Fa parte del Museo Leone anche Casa Alciati, dimora in stile rinascimentale: al suo interno è visibile uno dei più importanti cicli di affreschi del primo Cinquecento piemontese. Vi sono raffigurati soggetti mitologici, storici e religiosi, ma rimane ancora oggi sconosciuta la paternità (si pensa tuttavia che sia stato realizzato da un numeroso gruppo di artisti poiché molto ampio). Il ciclo è probabilmente databile tra la fine del Quattrocento e l’inizio del terzo decennio del Cinquecento e presenta derivazioni da stampe di traduzione e invenzioni decorative di gusto archeologico, nonché un’attenta consapevolezza della nuova moda romana, rifacendosi alla pittura di Michelangelo Buonarroti, Baldassarre Peruzzi e Raffaello Sanzio. Gli affreschi vennero riscoperti solo negli anni Trenta del Novecento nel corso di lavori di ristrutturazione. I due edifici sono collegati da una “manica di raccordo”, costruita nel 1939 in occasione della mostra Vercelli e la sua provincia dalla Romanità al Fascismo per la visita di Benito Mussolini a Vercelli.

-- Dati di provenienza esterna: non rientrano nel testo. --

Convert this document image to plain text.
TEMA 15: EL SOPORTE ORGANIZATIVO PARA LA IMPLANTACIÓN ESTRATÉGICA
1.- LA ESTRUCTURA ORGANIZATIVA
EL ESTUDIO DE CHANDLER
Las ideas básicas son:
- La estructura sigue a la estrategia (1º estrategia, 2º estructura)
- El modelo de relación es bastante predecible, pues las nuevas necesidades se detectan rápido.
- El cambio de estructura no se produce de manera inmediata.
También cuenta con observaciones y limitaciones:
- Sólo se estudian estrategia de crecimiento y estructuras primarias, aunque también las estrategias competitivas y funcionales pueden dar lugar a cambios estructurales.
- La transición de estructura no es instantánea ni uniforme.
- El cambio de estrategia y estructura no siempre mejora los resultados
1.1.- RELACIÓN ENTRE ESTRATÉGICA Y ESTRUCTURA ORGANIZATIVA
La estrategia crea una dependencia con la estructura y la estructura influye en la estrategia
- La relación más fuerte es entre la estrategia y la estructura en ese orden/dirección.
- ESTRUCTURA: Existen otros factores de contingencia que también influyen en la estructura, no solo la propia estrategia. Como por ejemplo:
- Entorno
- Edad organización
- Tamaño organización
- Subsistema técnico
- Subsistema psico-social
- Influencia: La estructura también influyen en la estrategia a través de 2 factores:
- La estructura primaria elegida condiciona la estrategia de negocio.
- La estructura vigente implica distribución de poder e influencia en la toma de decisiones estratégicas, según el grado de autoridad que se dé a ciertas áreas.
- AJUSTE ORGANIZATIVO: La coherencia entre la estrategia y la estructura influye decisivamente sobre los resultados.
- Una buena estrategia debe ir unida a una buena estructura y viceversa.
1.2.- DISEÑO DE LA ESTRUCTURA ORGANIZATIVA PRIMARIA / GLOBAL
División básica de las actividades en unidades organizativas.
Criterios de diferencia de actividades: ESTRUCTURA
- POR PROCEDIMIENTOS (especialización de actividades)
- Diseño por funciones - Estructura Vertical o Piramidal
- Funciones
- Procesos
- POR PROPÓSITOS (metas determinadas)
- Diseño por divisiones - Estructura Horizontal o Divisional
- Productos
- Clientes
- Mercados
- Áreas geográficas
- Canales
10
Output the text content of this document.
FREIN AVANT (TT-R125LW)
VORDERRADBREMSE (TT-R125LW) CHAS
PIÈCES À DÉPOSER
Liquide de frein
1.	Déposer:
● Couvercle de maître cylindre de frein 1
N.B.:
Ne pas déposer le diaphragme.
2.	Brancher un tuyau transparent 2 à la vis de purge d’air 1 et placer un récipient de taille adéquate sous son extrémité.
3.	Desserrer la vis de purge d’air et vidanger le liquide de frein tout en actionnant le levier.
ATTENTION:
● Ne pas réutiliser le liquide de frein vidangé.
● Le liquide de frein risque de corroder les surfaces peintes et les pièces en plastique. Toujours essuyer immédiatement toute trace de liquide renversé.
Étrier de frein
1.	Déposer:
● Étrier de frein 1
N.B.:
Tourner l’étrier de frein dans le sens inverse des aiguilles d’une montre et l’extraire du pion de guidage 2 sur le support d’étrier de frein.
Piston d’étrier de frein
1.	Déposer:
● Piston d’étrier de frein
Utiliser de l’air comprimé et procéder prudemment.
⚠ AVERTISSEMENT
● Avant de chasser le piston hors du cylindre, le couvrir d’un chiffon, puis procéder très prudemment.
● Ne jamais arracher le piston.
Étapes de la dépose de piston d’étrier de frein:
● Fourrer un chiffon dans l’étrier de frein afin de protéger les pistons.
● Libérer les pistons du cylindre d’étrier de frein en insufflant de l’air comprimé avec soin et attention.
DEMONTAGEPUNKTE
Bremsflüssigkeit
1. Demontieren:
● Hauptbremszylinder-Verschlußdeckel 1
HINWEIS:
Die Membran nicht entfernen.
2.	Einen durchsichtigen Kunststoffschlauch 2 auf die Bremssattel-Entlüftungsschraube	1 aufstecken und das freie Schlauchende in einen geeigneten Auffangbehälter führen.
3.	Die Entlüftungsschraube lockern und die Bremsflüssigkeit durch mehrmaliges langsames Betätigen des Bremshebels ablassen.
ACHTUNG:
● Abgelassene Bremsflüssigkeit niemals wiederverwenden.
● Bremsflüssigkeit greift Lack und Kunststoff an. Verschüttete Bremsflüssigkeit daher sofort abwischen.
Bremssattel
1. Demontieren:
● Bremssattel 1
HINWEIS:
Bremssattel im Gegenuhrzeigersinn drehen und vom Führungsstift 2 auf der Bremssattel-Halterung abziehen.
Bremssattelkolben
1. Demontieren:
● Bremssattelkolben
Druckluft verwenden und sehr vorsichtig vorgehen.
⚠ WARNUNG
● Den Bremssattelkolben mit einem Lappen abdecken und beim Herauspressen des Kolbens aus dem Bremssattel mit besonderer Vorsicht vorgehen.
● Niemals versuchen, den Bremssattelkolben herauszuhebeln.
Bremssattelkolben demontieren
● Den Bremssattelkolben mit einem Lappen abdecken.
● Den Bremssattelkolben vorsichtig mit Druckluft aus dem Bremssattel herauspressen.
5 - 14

Il Museo Leone è dunque costituito da tre edifici di tre differenti epoche: il barocco Palazzo Langosco, la rinascimentale Casa Alciati e la novecentesca ala di collegamento.
Star del museo è il cofanetto del cardinale Guala Bicchieri con medaglioni smaltati di manifattura limosina che risale al 1220 - 1225. I quindici medaglioni in rame dorato reservé mostrano incisioni a soggetto profano, ad eccezione di quello raffigurante san Gerolamo e il leone: temi legati alla caccia, alla cavalleria e all’amor cortese. Due medaglioni sono poi allegorie dei mesi di febbraio e di aprile, mentre un altro rappresenta due lottatori seminudi. Al cardinale si deve l’avvio dei cantieri della Basilica di Sant’Andrea di Vercelli, e proprio all’abate della Basilica, Tommaso Gallo, donò nel 1224 il raffinato cofanetto: è l’unico oggetto appartenuto a Guala Bicchieri ancora presente a Vercelli. Camillo Leone lo acquistò sul mercato antiquario nel 1883 alla cifra di 8000 lire. E ancora oggi è esposto al Museo Leone.
Il Museo Leone |
Il Museo Leone |
Il Museo Leone |
Il MAC - Museo Archeologico Civico |
Si va infine molto più indietro nel tempo, all’epoca pre-romana e romana di Vercelli, attraverso i reperti esposti nel MAC - Museo Archeologico Civico “Luigi Bruzza”, intitolato al padre barnabita che studiò e si dedicò alla storia e all’archeologia vercellese. La sede museale si trova nella “manica medievale” dell’ex monastero di Santa Chiara e ospita oltre seicento reperti rinvenuti nel corso delle campagne di scavo. Qui si ha dunque occasione di conoscere la storia antica della città piemontese, dall’insediamento dei Libui, popolazione di origine celtica che occupò l’attuale centro cittadino, all’occupazione romana, per giungere in ultimo alla crisi della città in epoca tardo antica. Significativa è la presenza di un rilevante numero di monete romane di epoca costantiniana, anche se il corpus numismatico vercellese è conservato nella quasi sua totalità nei depositi dei Musei Reali di Torino.
Arte, storia, religione, tradizioni e vita sociale si intrecciano nelle collezioni, seppur differenti, dei musei di Vercelli, ciascuno con le proprie caratteristiche ma accomunati dalla volontà di far conoscere il ricco e importante patrimonio della città.